Hanoi (VNA) - The Goethe Institute will unveil Vu Dan Tan and The Music, a multi-media exhibition, starting on October 7 to mark the late artist’s 70 birth anniversary in Hanoi.

Vu Dan Tan and The Music celebrates the artist’s multi-facetted paintings, transformed objects, musical performance videos and sound installations.

Tan (1946-2009) was a pioneer of contemporary Vietnamese art. He was born in Hanoi and began painting while travelling through Russia and Cuba.

He opened the Natasha Salon in Hanoi in 1990, which was the first private gallery in Hanoi at that time. Tan worked in very small and very large dimensions, making use of an enormous variety of materials.

The exhibition is being co-hosted by the Goethe-Institute and the Vu Dan Tan Foundation, and it will be accompanied by an illustrated research catalogue. It is a rare chance to explore Tan’s love for music and how he connected music with his avant-garde visual art.

The exhibition presents artworks which refer to music and some that use musical elements. Most of these pieces have never been exhibited in Vietnam or any other country. Tan’s works are on one hand closely related to traditional Vietnamese culture, while on the other hand they also are informed by a significant part of contemporary Asian art which emerged in the 1970s.
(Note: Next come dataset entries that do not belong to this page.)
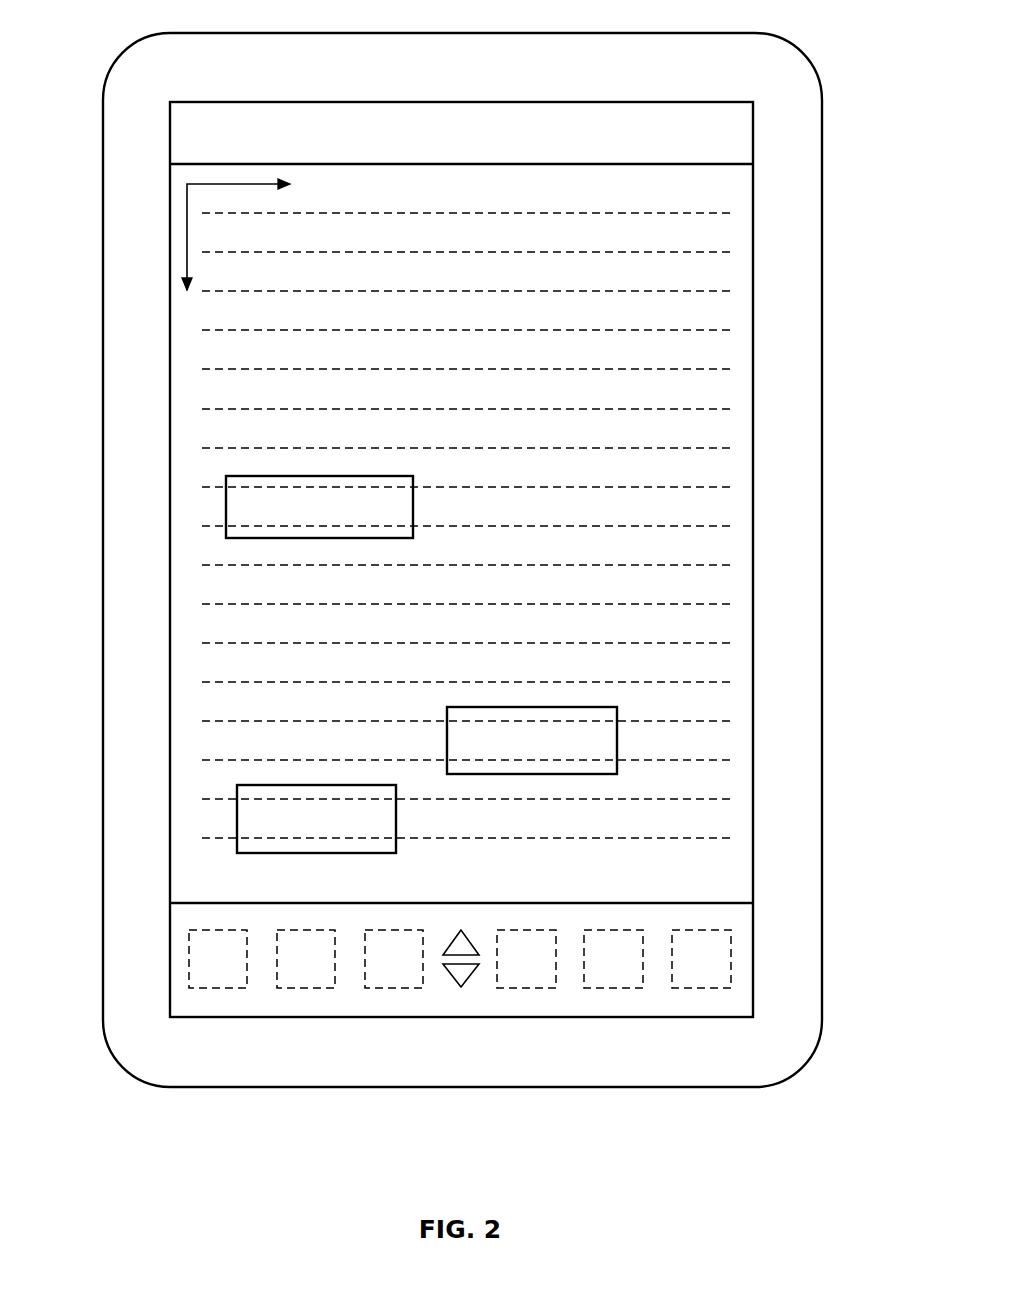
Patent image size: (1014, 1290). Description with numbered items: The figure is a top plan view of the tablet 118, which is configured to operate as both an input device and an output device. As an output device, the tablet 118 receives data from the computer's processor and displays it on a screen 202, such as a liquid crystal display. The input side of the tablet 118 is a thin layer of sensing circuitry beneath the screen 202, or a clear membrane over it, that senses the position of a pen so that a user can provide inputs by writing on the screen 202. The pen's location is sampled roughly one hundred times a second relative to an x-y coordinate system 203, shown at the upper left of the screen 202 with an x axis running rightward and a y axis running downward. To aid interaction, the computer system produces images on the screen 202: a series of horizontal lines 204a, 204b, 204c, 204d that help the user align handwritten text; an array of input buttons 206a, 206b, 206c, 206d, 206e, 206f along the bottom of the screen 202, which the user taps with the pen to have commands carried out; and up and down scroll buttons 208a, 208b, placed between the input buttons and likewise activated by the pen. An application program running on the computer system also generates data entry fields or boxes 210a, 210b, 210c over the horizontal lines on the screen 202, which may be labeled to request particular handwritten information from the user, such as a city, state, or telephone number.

The tablet 118 is at (168, 33).
The screen 202 is at (753, 385).
The x-y coordinate system 203 is at (240, 184).
The horizontal line 204a is at (706, 213).
The horizontal line 204b is at (228, 332).
The horizontal line 204c is at (705, 369).
The horizontal line 204d is at (706, 682).
The input button 206a is at (218, 988).
The input button 206b is at (306, 988).
The input button 206c is at (394, 988).
The input button 206d is at (526, 988).
The input button 206e is at (613, 988).
The input button 206f is at (701, 988).
The up scroll button 208a is at (466, 942).
The down scroll button 208b is at (448, 973).
The data entry field 210a is at (226, 505).
The data entry field 210b is at (617, 740).
The data entry field 210c is at (237, 818).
The exhibition is curated by Lola Lenzi, an art historian and curator with a focus on South East Asian art. She is also a Vu Dan Tan expert. Lenzi has already curated a large number of institutional exhibitions in Europe and Asia engaging with regional, social, cultural and political systems.

As part of the exhibition, a 10-people ensemble, Hanoi-Berlin, will perform a concert on October 22 at 8pm. Among other songs, the musicians will play pieces developed specifically for this show, based on Tan’s compositional drafts. Admission to the concert is free.